Двадцать три раны Цезаря | страница 48
Алексей вновь принялся стрелять по продолжавшим преследовать их крокодилам. Река неожиданно замедлила свой ход, и лодка остановилась.
— Крокодилья заводь, — прошептал помертвелыми губами Роман.
— Что делать? Грести? — с ужасом, застывшим в глазах, спросил он у Вязигина.
— Одним веслом? И к тому же это опасно.
— Но ведь надо же что-то делать!
— Отстреливать! — отозвался Алексей и открыл огонь по гадам.
Но с берега в воду, точно ожившие коряги, поползли разбуженные и озлобленные шумом крокодилы. Роман навел пистолет на одного и выстрелил, тот взбрыкнул хвостом и, поджав короткие лапы, остался бревном лежать на берегу.
Не успел Уманцев возликовать, как лодку тряхнуло, небо перекосилось и пошло влево, вода застлала глаза, набралась в рот, уши. Роман отчаянно забил руками, чтобы удержаться на поверхности.
— Давай к берегу! — услышал он голос вынырнувшего из воды Алексея.

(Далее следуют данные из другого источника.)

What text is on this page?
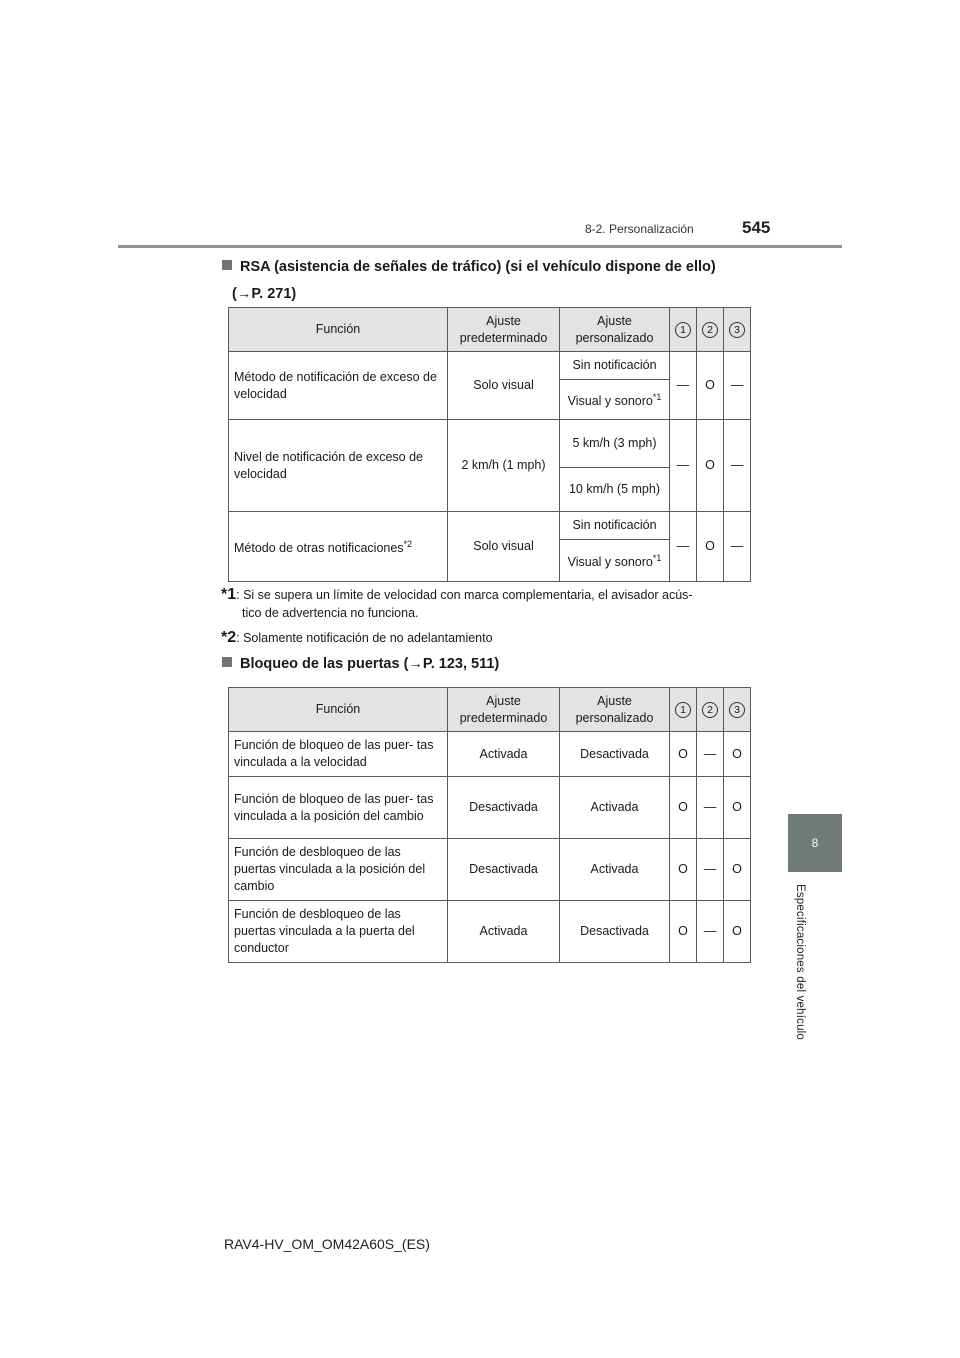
8-2. Personalización	545
8
Especificaciones del vehículo
RSA (asistencia de señales de tráfico) (si el vehículo dispone de ello)
(→P. 271)
Función	Ajuste predeterminado	Ajuste personalizado	1	2	3
Método de notificación de exceso de velocidad	Solo visual	Sin notificación	—	O	—
		Visual y sonoro$^{*1}$
Nivel de notificación de exceso de velocidad	2 km/h (1 mph)	5 km/h (3 mph)	—	O	—
		10 km/h (5 mph)			
Método de otras notificaciones$^{*2}$	Solo visual	Sin notificación	—	O	—
		Visual y sonoro$^{*1}$
*1: Si se supera un límite de velocidad con marca complementaria, el avisador acús-
tico de advertencia no funciona.
*2: Solamente notificación de no adelantamiento
Bloqueo de las puertas (→P. 123, 511)
Función	Ajuste predeterminado	Ajuste personalizado	1	2	3
Función de bloqueo de las puer- tas vinculada a la velocidad	Activada	Desactivada	O	—	O
Función de bloqueo de las puer- tas vinculada a la posición del cambio	Desactivada	Activada	O	—	O
Función de desbloqueo de las puertas vinculada a la posición del cambio	Desactivada	Activada	O	—	O
Función de desbloqueo de las puertas vinculada a la puerta del conductor	Activada	Desactivada	O	—	O
RAV4-HV_OM_OM42A60S_(ES)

«К берегу!», словно собака, получившая команду, Роман поплыл в указанном ему направлении. Он слышал, как за ним бурлила вода, он чувствовал, что чудовищная пасть вот-вот схватит его за ногу. Подсознательно он уже ощущал эту дикую, лишающую сознания боль.
— Быстрей! — услышал он вновь голос Алексея и увидел его уже на берегу, отстреливающегося от крокодилов. Рептилии отступили. Тогда он открыл огонь по преследователям Романа.
До Уманцева донесся рев. По-видимому, выстрелы достигли своей цели.
Отплевываясь, согнувшись пополам, Роман вышел на берег.
— Куда теперь?
— Пойдем вдоль реки. Дальше будет сильное течение, крокодилы его не любят.
Действительно, примерно через час ходьбы, страх гнал их вперед, до них донесся шум падающей воды.
— Можно отдохнуть, — сказал Вязигин.
Они растянулись на мокрой земле.
— Возьмите, — протянул Алексей Роману фляжку с виски.
Роману показалось, что никогда в жизни он ничего вкуснее не пил. И лишь удивлялся, отчего раньше ему не нравился виски. Неожиданно Роман всхлипнул и залился смехом. Сначала он хохотал, потому что ему было смешно. Наверное от радости, что остался жив. Но потом, когда он захотел остановиться, смех как будто задумал разорвать его. Уманцев корчился, лежа на берегу, сжимал руками голову, иступлено колотил кулаками по земле. Только боль от хлестких ударов по щекам смогла прекратить истерику.
— Слабые у вас, советских, нервишки, — донесся до него, как сквозь густой туман, голос Алексея.
Роман с трудом сел. Обвел глазами вокруг себя. Все шаталось и плыло. Его била сильная дрожь.